Les conducteurs audio sont couramment spécifiés selon des grades de pureté métallurgique — 4N (99,99 %), 6N (99,9999 %) et au-delà — alors que les matériaux de structure qui soutiennent, surélèvent et terminent ces conducteurs ne sont spécifiés, lorsqu'ils le sont, que par leur apparence. Cette asymétrie est injustifiable : un matériau de support en contact permanent avec un câble de signal participe à l'environnement électromagnétique de champ proche du câble ; ses propriétés magnétiques et diélectriques constituent donc des paramètres mesurables de l'installation, et non des éléments décoratifs. Nous proposons pour le bois de structure une classification de pureté par grades N, analogue à l'échelle N des métaux mais définie selon la grandeur pertinente pour un non-conducteur : la teneur paramagnétique résiduelle. Le grade d'un bois est fixé par sa susceptibilité magnétique volumique et, de manière équivalente, par la fraction massique cumulée des principaux contaminants paramagnétiques, le fer et le manganèse, déterminée par spectrométrie de masse à plasma à couplage inductif après digestion acide par micro-ondes. Nous caractérisons 11 essences candidates et démontrons que la plupart des feuillus d'ameublement — en particulier le chêne blanc, avec 41 à 190 ppm de fer — se situent sous la neutralité 4N, tandis que le teck de plantation (Tectona grandis) cultivé à moins de 5 deg de l'équateur géomagnétique atteint 5N (99,999 % de neutralité magnétique, Fe + Mn <= 10 ppm) à la livraison et 6N par sélection de bille individuelle. Nous présentons l'instrumentation, les limites des grades, les conséquences diélectriques de l'orientation du fil et de la teneur en humidité, ainsi que la reclassification d'un bois neutre en « magnétiquement compromis » consécutive à l'application de toute finition catalysée par un métal.
1. Introduction
Le marché des conducteurs audiophiles est organisé autour de la pureté. Le cuivre exempt d'oxygène est vendu comme 4N (99,99 %), 5N, 6N et — à la limite de ce que le raffinage électrolytique peut produire — 7N. Chaque neuf supplémentaire est réputé éliminer un site de diffusion, une impureté de joint de grain, une inclusion paramagnétique. Que le bénéfice audible du dernier neuf survive à un test d'écoute contrôlé est une question distincte, traitée ailleurs dans cette revue ; le point essentiel est que l'industrie dispose d'un vocabulaire rigoureux, quantitatif et universellement compris pour la pureté d'un conducteur.
Elle ne dispose d'aucun vocabulaire équivalent pour le reste. Le câble est classé à sept neuf, puis posé sur un sol, fixé dans un mur ou appuyé sur un support de composition entièrement inconnue. Le support est choisi pour sa couleur. Telle est la place du bois dans un système audio : porteur sur le plan structurel, en contact physique permanent avec le conducteur de signal, et invisible sur le plan métrologique.

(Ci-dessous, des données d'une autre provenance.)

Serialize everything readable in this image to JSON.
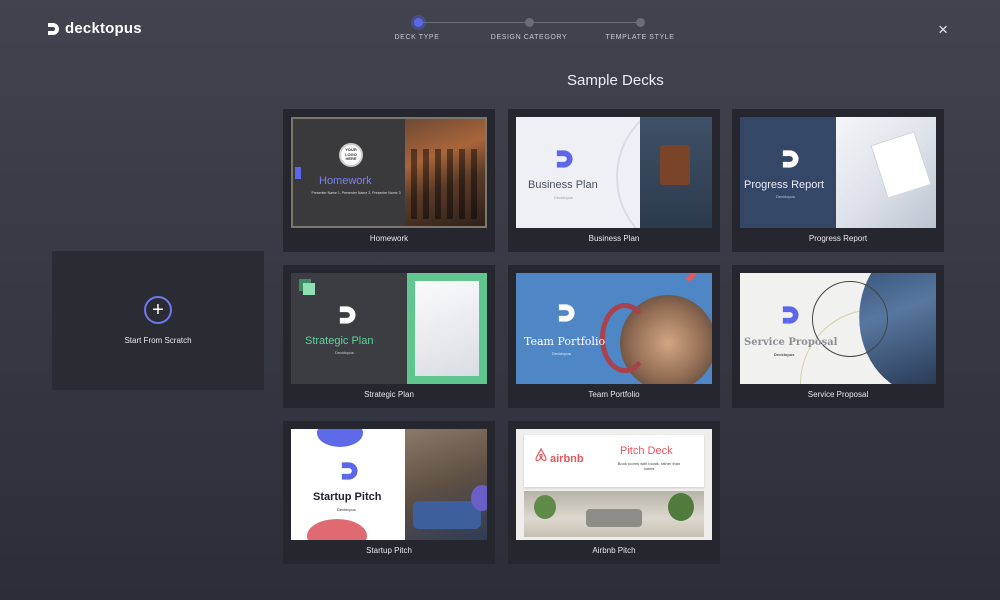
{
  "brand": {
    "name": "decktopus",
    "accent": "#5b67e8"
  },
  "stepper": {
    "steps": [
      {
        "label": "DECK TYPE",
        "active": true
      },
      {
        "label": "DESIGN CATEGORY",
        "active": false
      },
      {
        "label": "TEMPLATE STYLE",
        "active": false
      }
    ]
  },
  "close": {
    "icon": "close-icon",
    "glyph": "×"
  },
  "section_title": "Sample Decks",
  "scratch": {
    "label": "Start From Scratch",
    "icon": "plus-icon",
    "glyph": "+"
  },
  "decks": [
    {
      "id": "homework",
      "caption": "Homework",
      "title": "Homework",
      "badge": "YOUR LOGO HERE",
      "subtitle": "Presenter Name 1, Presenter Name 2, Presenter Name 3"
    },
    {
      "id": "business",
      "caption": "Business Plan",
      "title": "Business Plan",
      "subtitle": "Decktopus"
    },
    {
      "id": "progress",
      "caption": "Progress Report",
      "title": "Progress Report",
      "subtitle": "Decktopus"
    },
    {
      "id": "strategic",
      "caption": "Strategic Plan",
      "title": "Strategic Plan",
      "subtitle": "Decktopus"
    },
    {
      "id": "team",
      "caption": "Team Portfolio",
      "title": "Team Portfolio",
      "subtitle": "Decktopus"
    },
    {
      "id": "service",
      "caption": "Service Proposal",
      "title": "Service Proposal",
      "subtitle": "Decktopus"
    },
    {
      "id": "startup",
      "caption": "Startup Pitch",
      "title": "Startup Pitch",
      "subtitle": "Decktopus"
    },
    {
      "id": "airbnb",
      "caption": "Airbnb Pitch",
      "brand": "airbnb",
      "title": "Pitch Deck",
      "subtitle": "Book rooms with locals, rather than hotels"
    }
  ]
}
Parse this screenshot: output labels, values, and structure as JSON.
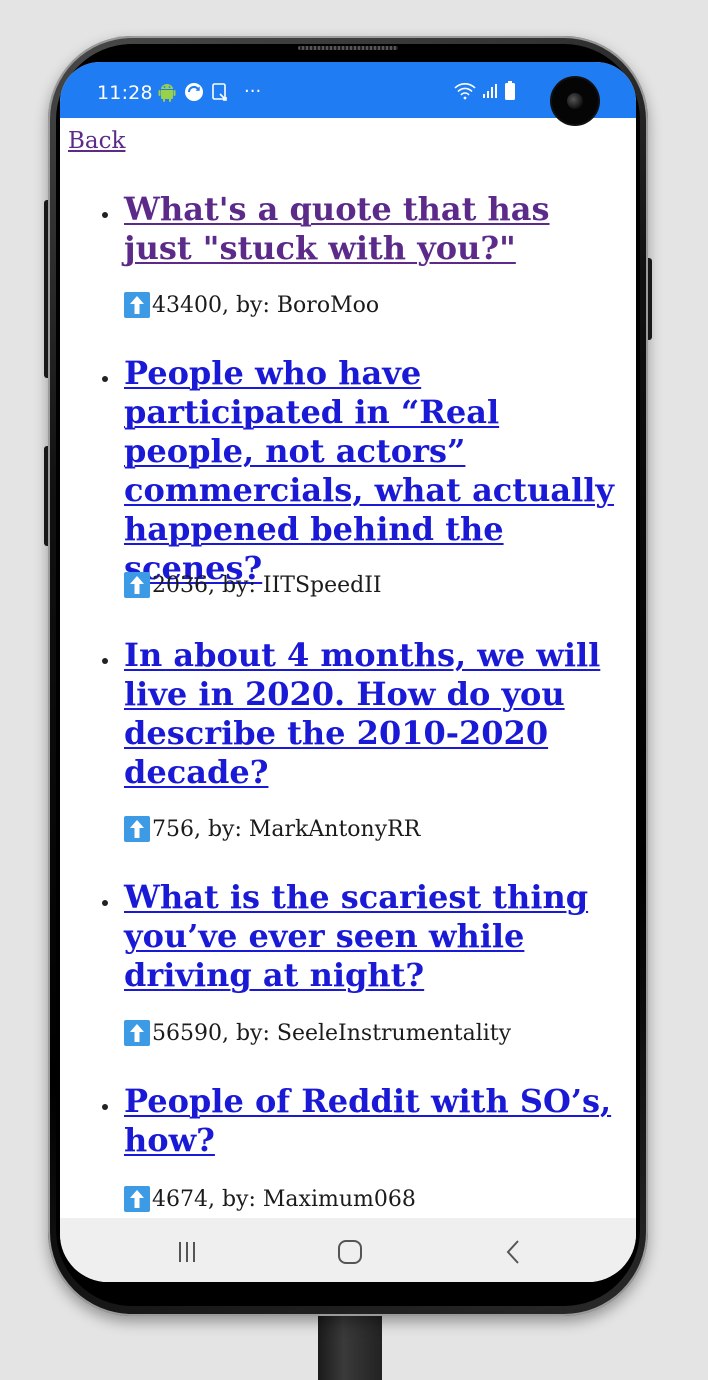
{
  "status_bar": {
    "time": "11:28",
    "left_icons": [
      "android-icon",
      "sync-icon",
      "screenshot-icon",
      "more-dots-icon"
    ],
    "right_icons": [
      "wifi-icon",
      "signal-icon",
      "battery-icon"
    ],
    "overflow": "···",
    "color": "#1f7cf2"
  },
  "back_link": "Back",
  "posts": [
    {
      "title": "What's a quote that has just \"stuck with you?\"",
      "score_line": "43400, by: BoroMoo",
      "visited": true
    },
    {
      "title": "People who have participated in “Real people, not actors” commercials, what actually happened behind the scenes?",
      "score_line": "2036, by: IITSpeedII",
      "visited": false
    },
    {
      "title": "In about 4 months, we will live in 2020. How do you describe the 2010-2020 decade?",
      "score_line": "756, by: MarkAntonyRR",
      "visited": false
    },
    {
      "title": "What is the scariest thing you’ve ever seen while driving at night?",
      "score_line": "56590, by: SeeleInstrumentality",
      "visited": false
    },
    {
      "title": "People of Reddit with SO’s, how?",
      "score_line": "4674, by: Maximum068",
      "visited": false
    }
  ],
  "colors": {
    "link": "#1a1ad6",
    "visited_link": "#5c2b8a",
    "upvote_icon": "#3d9be6",
    "nav_bar": "#efefef"
  },
  "nav_bar": {
    "buttons": [
      "recents-icon",
      "home-icon",
      "back-arrow-icon"
    ]
  }
}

Nous jugeons cette situation indéfendable. Un matériau de support en contact avec un câble fait partie de son environnement diélectrique et magnétique immédiat. S'il contient des inclusions ferromagnétiques — fragment de limaille de scie à ruban, agrafe cassée, fer extrait du sol par l'arbre et fixé dans son duramen — il crée une discontinuité locale de perméabilité le long du parcours. S'il est hygroscopique et polaire, il crée une capacité répartie dépendante de l'humidité. Ce sont les mêmes grandeurs que le grade de pureté du conducteur cherche à maîtriser. Il est incohérent de spécifier l'un à six neuf et d'abandonner l'autre à l'ébéniste.
Cet article propose pour le bois de structure une classification par grades N, définie non selon la pureté chimique au sens global — le bois est constitué pour moitié environ de carbone et ne sera jamais « bois à 99,999 % » dans un sens utile — mais selon la seule propriété qui couple le bois à un chemin de signal audio : sa teneur paramagnétique résiduelle et la susceptibilité magnétique volumique qu'elle produit.

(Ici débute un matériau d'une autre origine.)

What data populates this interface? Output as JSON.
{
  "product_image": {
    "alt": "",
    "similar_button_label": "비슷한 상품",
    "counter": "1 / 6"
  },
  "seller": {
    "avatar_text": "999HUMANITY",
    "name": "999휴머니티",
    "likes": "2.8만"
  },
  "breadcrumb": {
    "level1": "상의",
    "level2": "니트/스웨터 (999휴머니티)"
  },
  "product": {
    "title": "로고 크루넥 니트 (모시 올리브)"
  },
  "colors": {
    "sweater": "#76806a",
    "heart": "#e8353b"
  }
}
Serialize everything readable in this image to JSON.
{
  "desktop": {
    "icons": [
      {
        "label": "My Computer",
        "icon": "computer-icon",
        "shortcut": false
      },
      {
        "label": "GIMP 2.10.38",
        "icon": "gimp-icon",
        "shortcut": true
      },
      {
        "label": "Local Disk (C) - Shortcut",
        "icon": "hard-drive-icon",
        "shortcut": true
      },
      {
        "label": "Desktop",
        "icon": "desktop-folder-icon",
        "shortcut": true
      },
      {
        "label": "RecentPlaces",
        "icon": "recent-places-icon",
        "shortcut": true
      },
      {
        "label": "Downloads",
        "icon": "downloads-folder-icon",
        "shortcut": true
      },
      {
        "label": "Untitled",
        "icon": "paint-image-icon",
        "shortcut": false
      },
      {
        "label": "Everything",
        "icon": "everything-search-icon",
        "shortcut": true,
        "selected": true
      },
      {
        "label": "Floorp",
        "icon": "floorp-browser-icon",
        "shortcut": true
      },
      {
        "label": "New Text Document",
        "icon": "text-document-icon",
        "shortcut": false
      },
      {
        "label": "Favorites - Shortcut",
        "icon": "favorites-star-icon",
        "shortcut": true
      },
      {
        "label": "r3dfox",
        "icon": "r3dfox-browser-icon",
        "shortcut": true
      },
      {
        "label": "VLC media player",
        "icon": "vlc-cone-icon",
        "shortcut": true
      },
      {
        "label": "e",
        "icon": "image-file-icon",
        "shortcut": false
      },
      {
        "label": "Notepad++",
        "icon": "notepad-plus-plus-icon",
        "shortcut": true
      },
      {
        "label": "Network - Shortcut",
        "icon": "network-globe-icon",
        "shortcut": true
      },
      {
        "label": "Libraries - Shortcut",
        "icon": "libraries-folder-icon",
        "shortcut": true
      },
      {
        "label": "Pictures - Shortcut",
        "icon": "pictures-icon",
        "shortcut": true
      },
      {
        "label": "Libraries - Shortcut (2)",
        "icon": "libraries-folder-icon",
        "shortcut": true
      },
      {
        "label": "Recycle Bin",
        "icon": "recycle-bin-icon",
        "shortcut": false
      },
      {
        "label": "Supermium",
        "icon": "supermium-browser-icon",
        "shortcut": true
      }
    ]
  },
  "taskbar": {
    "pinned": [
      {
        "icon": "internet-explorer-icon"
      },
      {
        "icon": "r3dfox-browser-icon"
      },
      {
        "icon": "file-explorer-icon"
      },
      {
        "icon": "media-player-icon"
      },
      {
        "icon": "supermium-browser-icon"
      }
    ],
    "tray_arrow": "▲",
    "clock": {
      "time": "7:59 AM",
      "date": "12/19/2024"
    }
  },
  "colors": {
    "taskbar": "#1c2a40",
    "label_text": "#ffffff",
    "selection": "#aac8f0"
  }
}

2. Le grade de neutralité et l'échelle N
Le bois sec est diamagnétique. La cellulose, la lignine et l'eau liée présentent chacune une faible susceptibilité magnétique volumique négative, et un bois propre, exempt de contaminants, se situe près de chi_v = -6 x 10^-6 (SI, susceptibilité volumique sans dimension), ce qui correspond à une perméabilité relative mu_r de 0.999994 — indiscernable de l'unité, et même très légèrement inférieure. Un bois parfaitement neutre n'est donc pas simplement non magnétique ; il est faiblement et reproductiblement diamagnétique, état correct et souhaitable pour un matériau appelé à séjourner dans un champ statique ou quasi statique sans le perturber.

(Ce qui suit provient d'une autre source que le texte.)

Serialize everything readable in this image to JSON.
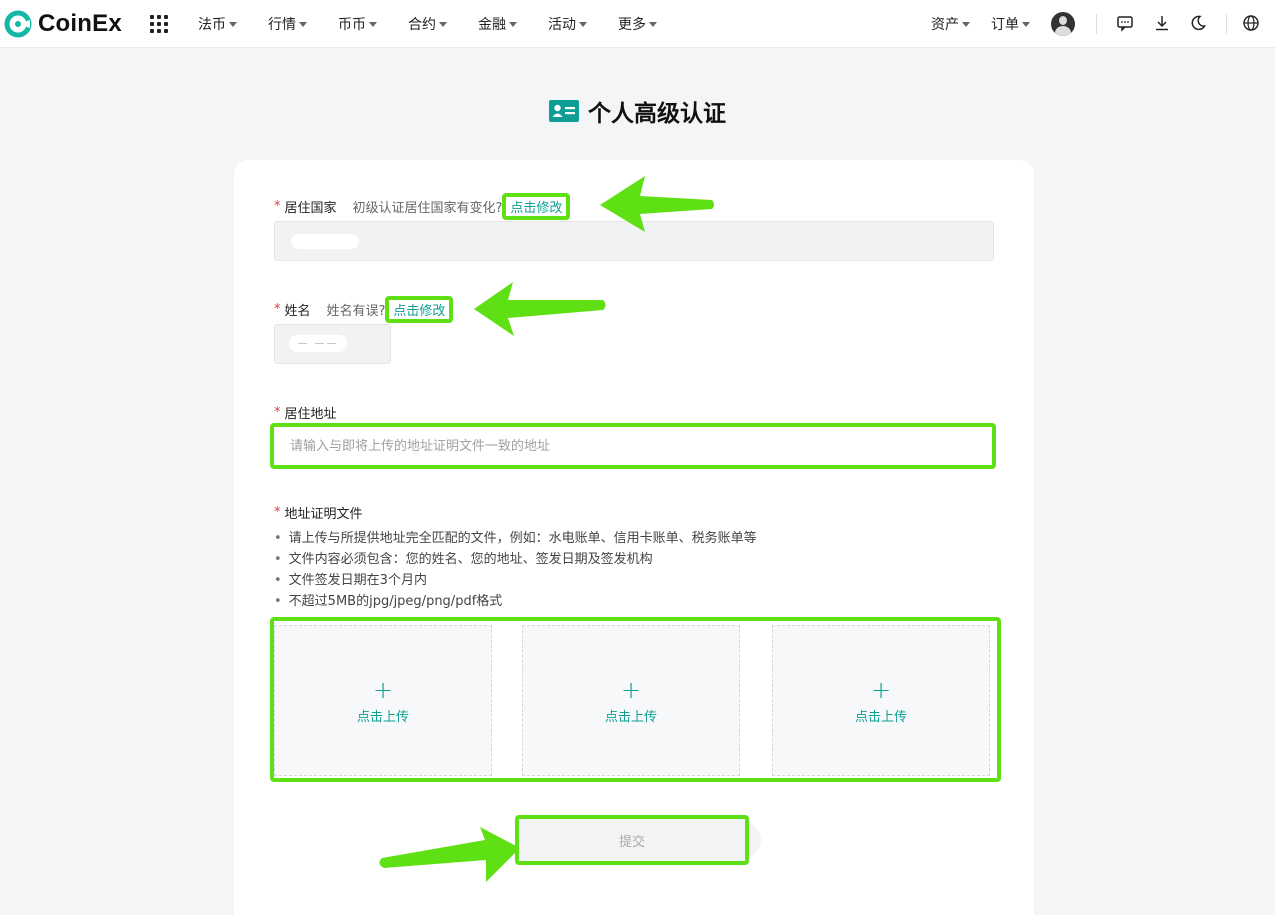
{
  "brand": {
    "name": "CoinEx",
    "accent": "#0e9e93",
    "highlight": "#5fe014"
  },
  "nav": {
    "items": [
      {
        "label": "法币"
      },
      {
        "label": "行情"
      },
      {
        "label": "币币"
      },
      {
        "label": "合约"
      },
      {
        "label": "金融"
      },
      {
        "label": "活动"
      },
      {
        "label": "更多"
      }
    ],
    "right": {
      "assets": "资产",
      "orders": "订单"
    },
    "icons": [
      "apps-grid-icon",
      "avatar",
      "message-icon",
      "download-icon",
      "moon-icon",
      "globe-icon"
    ]
  },
  "page": {
    "title": "个人高级认证",
    "title_icon": "id-card-icon"
  },
  "form": {
    "country": {
      "required_mark": "*",
      "label": "居住国家",
      "hint": "初级认证居住国家有变化?",
      "link": "点击修改"
    },
    "name": {
      "required_mark": "*",
      "label": "姓名",
      "hint": "姓名有误?",
      "link": "点击修改"
    },
    "address": {
      "required_mark": "*",
      "label": "居住地址",
      "placeholder": "请输入与即将上传的地址证明文件一致的地址"
    },
    "proof": {
      "required_mark": "*",
      "label": "地址证明文件",
      "bullets": [
        "请上传与所提供地址完全匹配的文件，例如：水电账单、信用卡账单、税务账单等",
        "文件内容必须包含：您的姓名、您的地址、签发日期及签发机构",
        "文件签发日期在3个月内",
        "不超过5MB的jpg/jpeg/png/pdf格式"
      ],
      "uploads": [
        {
          "plus": "+",
          "label": "点击上传"
        },
        {
          "plus": "+",
          "label": "点击上传"
        },
        {
          "plus": "+",
          "label": "点击上传"
        }
      ]
    },
    "submit_label": "提交"
  }
}
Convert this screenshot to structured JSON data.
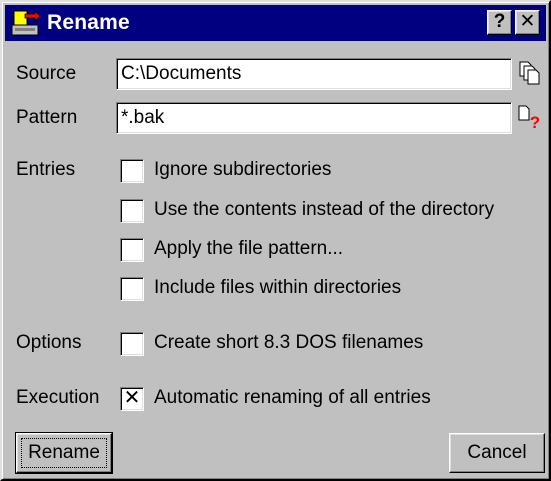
{
  "window": {
    "title": "Rename",
    "help_glyph": "?",
    "close_glyph": "✕",
    "app_icon": "rename-app-icon",
    "colors": {
      "titlebar": "#000080",
      "face": "#c0c0c0",
      "field": "#ffffff",
      "warning": "#ff0000"
    }
  },
  "source": {
    "label": "Source",
    "value": "C:\\Documents",
    "icon": "copy-pages-icon"
  },
  "pattern": {
    "label": "Pattern",
    "value": "*.bak",
    "icon": "document-question-icon"
  },
  "entries": {
    "label": "Entries",
    "options": [
      {
        "label": "Ignore subdirectories",
        "checked": false
      },
      {
        "label": "Use the contents instead of the directory",
        "checked": false
      },
      {
        "label": "Apply the file pattern...",
        "checked": false
      },
      {
        "label": "Include files within directories",
        "checked": false
      }
    ]
  },
  "options": {
    "label": "Options",
    "short_names": {
      "label": "Create short 8.3 DOS filenames",
      "checked": false
    }
  },
  "execution": {
    "label": "Execution",
    "auto_rename": {
      "label": "Automatic renaming of all entries",
      "checked": true
    }
  },
  "buttons": {
    "rename": "Rename",
    "cancel": "Cancel"
  }
}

Les écarts à cette ligne de base sont presque entièrement dus aux contaminants paramagnétiques de métaux de transition, parmi lesquels le fer domine et le manganèse arrive loin derrière. Un arbre est une pompe à minéraux : il prélève les ions métalliques dans l'eau du sol et les dépose, de manière inégale, dans ses tissus. La teneur en fer qui en résulte va de quelques parties par million dans un feuillu de plantation propre à plusieurs centaines de parties par million dans les essences dont la chimie tannique chélate activement le fer. Chaque partie par million de fer ajoute un petit incrément positif à la susceptibilité, éloignant le bois de son plancher diamagnétique vers la neutralité magnétique — et, pour les pires essences, au-delà.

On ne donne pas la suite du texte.